The Specials were the flagship band of the Two Tone Ska revival of the late ’70s. Along with the Selector, the (English) Beat and the Bodysnatchers, Two Tone bands took on issues of race, class and injustice. The Two Tone revival had a brief but very influential run. These were the bands that provided a template for Third Wave ska bands of the 1990’s.

In their first incarnation, the Specials scored seven top ten singles in the UK, released two albums and the definitive statement about Thatcher’s England, “Ghost Town”. The band splintered shortly after “Ghost Town” was released. The band’s three vocalists, Neville Staple, Terry Hall and Lynval Golding split off to form a Fun Boy Three who scored a hit with “The Lunatics Have Taken Over The Asylum”. Primary songwriter, Jerry Dammers soldiered on with a revolving cast of players as the Specials AKA. The Dammers -ed group scored a massive hit with “Free Nelson Mandela”. The original run of the Specials was over by 1984. A reunited Specials that included vocalists Staples and Golding along with guitarists Roddy Radiation and bassist Horace Panter, (but without Dammers or Hall) toured and made two more albums as the Specials in the 1990’s before breaking up again.

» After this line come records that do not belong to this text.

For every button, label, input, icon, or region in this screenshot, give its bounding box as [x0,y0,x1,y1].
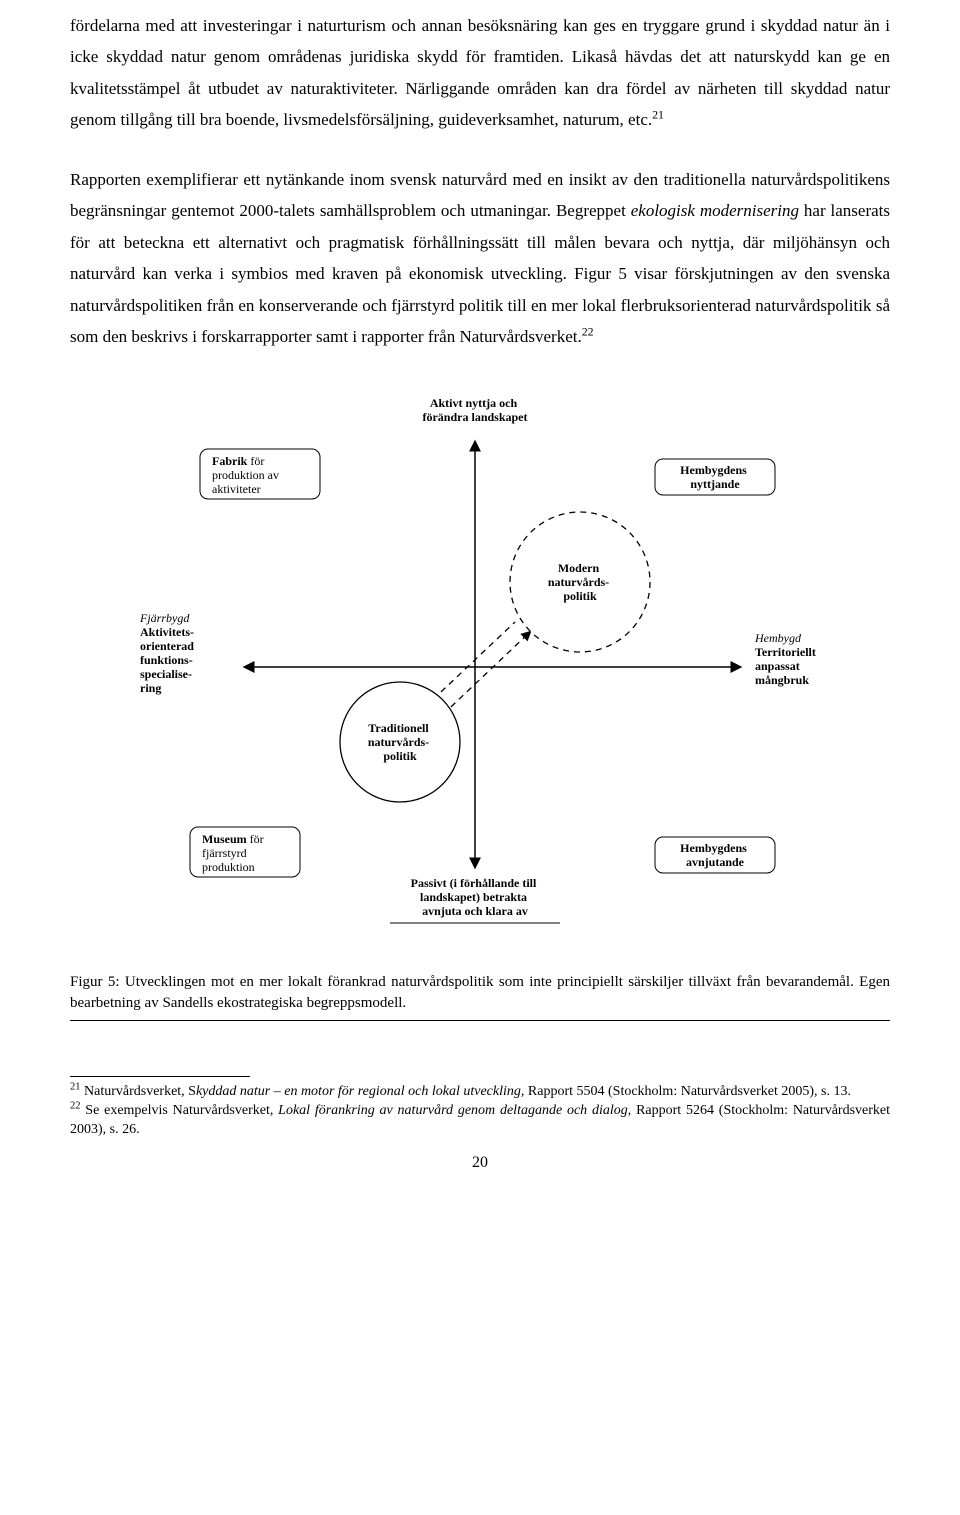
left-axis-label: Fjärrbygd Aktivitets- orienterad funktio… [139,611,197,695]
paragraph-1-text: fördelarna med att investeringar i natur… [70,16,890,129]
right-axis-label: Hembygd Territoriellt anpassat mångbruk [754,631,819,687]
footnote-21-num: 21 [70,1082,81,1093]
diagram-svg: Aktivt nyttja och förändra landskapet Pa… [100,387,860,947]
top-axis-label: Aktivt nyttja och förändra landskapet [422,396,527,424]
figure-5-diagram: Aktivt nyttja och förändra landskapet Pa… [70,387,890,947]
footnote-21-c: Rapport 5504 (Stockholm: Naturvårdsverke… [524,1084,851,1099]
paragraph-2-italic: ekologisk modernisering [631,201,799,220]
footnote-ref-21: 21 [652,108,664,122]
footnote-22-b: Lokal förankring av naturvård genom delt… [278,1103,628,1118]
footnote-ref-22: 22 [582,324,594,338]
footnote-22-num: 22 [70,1101,81,1112]
bottom-axis-label: Passivt (i förhållande till landskapet) … [411,876,540,918]
paragraph-1: fördelarna med att investeringar i natur… [70,10,890,136]
page-number: 20 [70,1148,890,1178]
footnote-21-a: Naturvårdsverket, S [81,1084,196,1099]
footnotes: 21 Naturvårdsverket, Skyddad natur – en … [70,1076,890,1140]
caption-rule [70,1020,890,1021]
paragraph-2-part-c: har lanserats för att beteckna ett alter… [70,201,890,346]
transition-arrow-parallel [425,622,515,707]
footnote-21: 21 Naturvårdsverket, Skyddad natur – en … [70,1083,890,1102]
footnote-21-b: kyddad natur – en motor för regional och… [196,1084,524,1099]
box-hembygd-avnjutande-label: Hembygdens avnjutande [680,841,750,869]
paragraph-2: Rapporten exemplifierar ett nytänkande i… [70,164,890,353]
footnotes-rule [70,1076,250,1077]
footnote-22: 22 Se exempelvis Naturvårdsverket, Lokal… [70,1102,890,1140]
box-hembygd-nyttjande-label: Hembygdens nyttjande [680,463,750,491]
figure-caption: Figur 5: Utvecklingen mot en mer lokalt … [70,972,890,1014]
footnote-22-a: Se exempelvis Naturvårdsverket, [81,1103,279,1118]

The Specials that created the newest record, Encore, includes Terry Hall, Lynval Golding and Horace Panter from the original band along with Danish musician and producer Torp Larsen. It has been 37 years since these guys have recorded together. After all this time, the issues of race, class inequality and injustice are sadly still front-page news.

Encore kicks off with a funky tune called “Black Skin Blue Eyed Boys”. Sounding like something from an Isaac Hayes film score, the tune envisions a time when everyone will be half-breed. It will be “a brand new world with just one people. Ain’t going to fight no more. “ The song is a celebration of what white supremacist fear most.

Lynval Golding takes the lead on the next track, “B.L.M”. Over churning keyboards and a pulsing bass line, Lynval talks to us. He recounts his family history. He tells us about his father, a tailor in Jamaica, who came to the UK after World War 2 on the Wind Rush. Once in England, his Dad could only find unskilled work in a foundry. He tells us how his own first experience as a new arrival was being called a black bastard at school. When Golding moved to the United States, he was called a nigger. “Welcome to my world, Lynval sighs. In closing, Golding makes his point, “I’m not here to teach you. I’m not here to preach to you. I just want to reach out and say, Black Lives Matter.”

The Specials take on the depressing issues of the day. The lilting rock steady tune “Blam Blam Fever”, takes aim at mass shootings and gun nuts. Politicians being out for themselves is the theme of “Vote for Me”. The tune revisits the atmospheric ska for a doomed planet that propelled “Ghost Town”. A Caribbean jazz version of “The Lunatics” is perhaps more timely now than when the Fun Boy Three original came out. As much as we’d like, things haven’t changed all that much. In some ways, they may even be worse.

Activist Saffiyah Khan, takes the lead on “10 Commandments”. Over a dubby instrumental, Khan delivers a take down of the prevalent misogynist attitudes in society. Khan gives commandments like “thou shall not tell me what to wear nor how to wear it. I shall not be the candy on your arm. I shall be heard.” This could be an anthem for these we’re not going to take it anymore times.

Encore ends with a prayer called “We Sell Hope”. Terry Hall sings over a meditative groove, “Looked all around the world, could be a beautiful place to live in.” He laments things keeping the world from being a beautiful place, but concludes, “looked all around the world, gotta take care of each other.” Maybe hope is not enough. Maybe the world’s ills are too deeply embedded to be cured. Even if that’s true, I still want to buy at least the idea that there is still hope.